Mobile stock trading apps ignore critical flaw warnings

IOActive discovered vulnerabilities in today's 21 most popular trading apps -- but the vendors couldn't care less.


IOActive has discovered severe security issues with today's most popular stock trading applications, but it appears that the developers behind the apps are not interested.

On Tuesday, the security firm released the results of research into 21 popular mobile stock trading applications available on iOS and Android, which have millions of users worldwide and process billions of dollars in transactions per year.

Exploiting these vulnerabilities can not only lead to the leak of user data, but can allow threat actors to trade a user's stocks, steal their funds, and spy on their net worth and investment strategies, which could then be used to conduct additional fraudulent trading.

Among the findings by Alejandro Hernandez, IOActive senior security consultant, was that 19 percent of the 21 apps exposed user passwords in cleartext and without encryption protections in place, and granted physical access, attackers could cause havoc.

"During testing, I noticed that most of the apps require only the current password to link banking accounts and do not have two-factor authentication (2FA) implemented, therefore, no authorization one-time-password (OTP) is sent to the user's phone or email," the researcher said.

In addition, 62 percent of apps sent sensitive data to log files and systems -- of which 67 percent was stored in an unencrypted fashion, and two of the apps use unencrypted HTTP channels to transmit and receive data.

In total, 13 out of 19 applications which use HTTPS do not check the authenticity of the remote endpoint by verifying its SSL certificate, which gives attackers the opportunity to perform Man-in-the-Middle (MiTM) attacks to eavesdrop on communication and tamper with application data.

The researcher also says that attackers could inject malicious JavaScript or HTML code into server responses due to this failure to check certificates.

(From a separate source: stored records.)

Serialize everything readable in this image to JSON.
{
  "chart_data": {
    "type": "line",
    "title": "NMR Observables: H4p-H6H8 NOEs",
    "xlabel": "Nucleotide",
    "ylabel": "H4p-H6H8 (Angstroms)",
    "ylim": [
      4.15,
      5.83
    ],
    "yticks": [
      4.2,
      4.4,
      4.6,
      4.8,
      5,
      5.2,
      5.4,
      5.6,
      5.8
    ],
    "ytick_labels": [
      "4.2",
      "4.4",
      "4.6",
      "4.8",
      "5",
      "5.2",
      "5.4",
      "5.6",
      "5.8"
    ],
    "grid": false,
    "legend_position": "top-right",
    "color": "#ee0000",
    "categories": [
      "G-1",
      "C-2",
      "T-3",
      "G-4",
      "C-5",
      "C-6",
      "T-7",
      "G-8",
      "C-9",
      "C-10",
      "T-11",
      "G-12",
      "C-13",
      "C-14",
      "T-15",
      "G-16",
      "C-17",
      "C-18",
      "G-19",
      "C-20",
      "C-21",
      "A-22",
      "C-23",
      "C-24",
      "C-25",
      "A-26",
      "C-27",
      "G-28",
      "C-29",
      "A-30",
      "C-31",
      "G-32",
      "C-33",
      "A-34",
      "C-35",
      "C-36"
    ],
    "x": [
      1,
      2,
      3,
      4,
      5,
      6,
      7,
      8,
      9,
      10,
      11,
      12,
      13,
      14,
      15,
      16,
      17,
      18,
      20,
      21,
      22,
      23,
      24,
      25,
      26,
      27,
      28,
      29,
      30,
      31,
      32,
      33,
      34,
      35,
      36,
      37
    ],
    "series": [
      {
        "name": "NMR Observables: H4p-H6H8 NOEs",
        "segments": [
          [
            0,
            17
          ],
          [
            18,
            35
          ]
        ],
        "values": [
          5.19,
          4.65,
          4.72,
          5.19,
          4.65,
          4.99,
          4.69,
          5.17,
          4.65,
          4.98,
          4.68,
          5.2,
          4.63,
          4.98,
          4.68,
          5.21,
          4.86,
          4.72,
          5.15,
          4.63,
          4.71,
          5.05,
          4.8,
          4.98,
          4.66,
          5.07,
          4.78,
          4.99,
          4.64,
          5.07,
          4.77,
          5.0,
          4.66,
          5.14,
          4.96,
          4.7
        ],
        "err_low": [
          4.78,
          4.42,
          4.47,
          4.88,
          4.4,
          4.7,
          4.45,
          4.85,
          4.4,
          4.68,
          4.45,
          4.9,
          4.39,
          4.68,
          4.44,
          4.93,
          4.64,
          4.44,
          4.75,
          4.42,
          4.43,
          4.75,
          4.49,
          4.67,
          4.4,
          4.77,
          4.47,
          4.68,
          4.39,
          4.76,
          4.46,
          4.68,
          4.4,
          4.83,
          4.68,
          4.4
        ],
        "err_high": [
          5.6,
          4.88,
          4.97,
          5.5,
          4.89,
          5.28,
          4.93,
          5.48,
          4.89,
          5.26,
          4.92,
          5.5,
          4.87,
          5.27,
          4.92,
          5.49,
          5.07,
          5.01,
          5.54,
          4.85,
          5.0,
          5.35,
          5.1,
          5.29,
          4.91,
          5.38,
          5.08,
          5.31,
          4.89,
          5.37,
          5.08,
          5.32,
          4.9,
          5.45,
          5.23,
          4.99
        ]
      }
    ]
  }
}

Ten of the apps are configured to execute JavaScript code, and so it is possible to implement Cross-site Scripting (XSS) attacks.

The apps also contained other security concerns, such as easy reverse-engineering of APKs, web browsing trust level errors, and other information leaks.

While IOActive would not name the apps or vendors involved, after reaching out to 13 of the brokers with the worst vulnerabilities, only two bothered to respond.

This in itself says far more about the brokerage firms and their attitudes to consumer safety than anything else -- and frankly, it is a pity that they are not named.

In these cases, if a security firm reaching out is not enough to prompt them to change their outlook on cybersecurity, exposure should.

It may place users in immediate danger of compromise if vulnerabilities, proof-of-concept (PoC) codes and names were released publicly, but for every day these vendors choose to ignore such glaring issues, these traders are in danger of having their money stolen, their information spied upon and their activities leaked, in any case.

"Regulators must do much more to encourage brokers to implement safeguards for a better trading environment and develop trading-specific guidelines for creating trading software," Hernandez commented. "I wouldn't discourage people using from using all mobile trading apps, but all security features should be enabled and apps must be used with an understanding of the potential risks involved."

"The stock market is not a casino where you magically get rich overnight," the researcher added. "If you lack an understanding of how stocks or other financial instruments work, there is a high risk of losing money quickly. Cybersecurity has the same high stakes."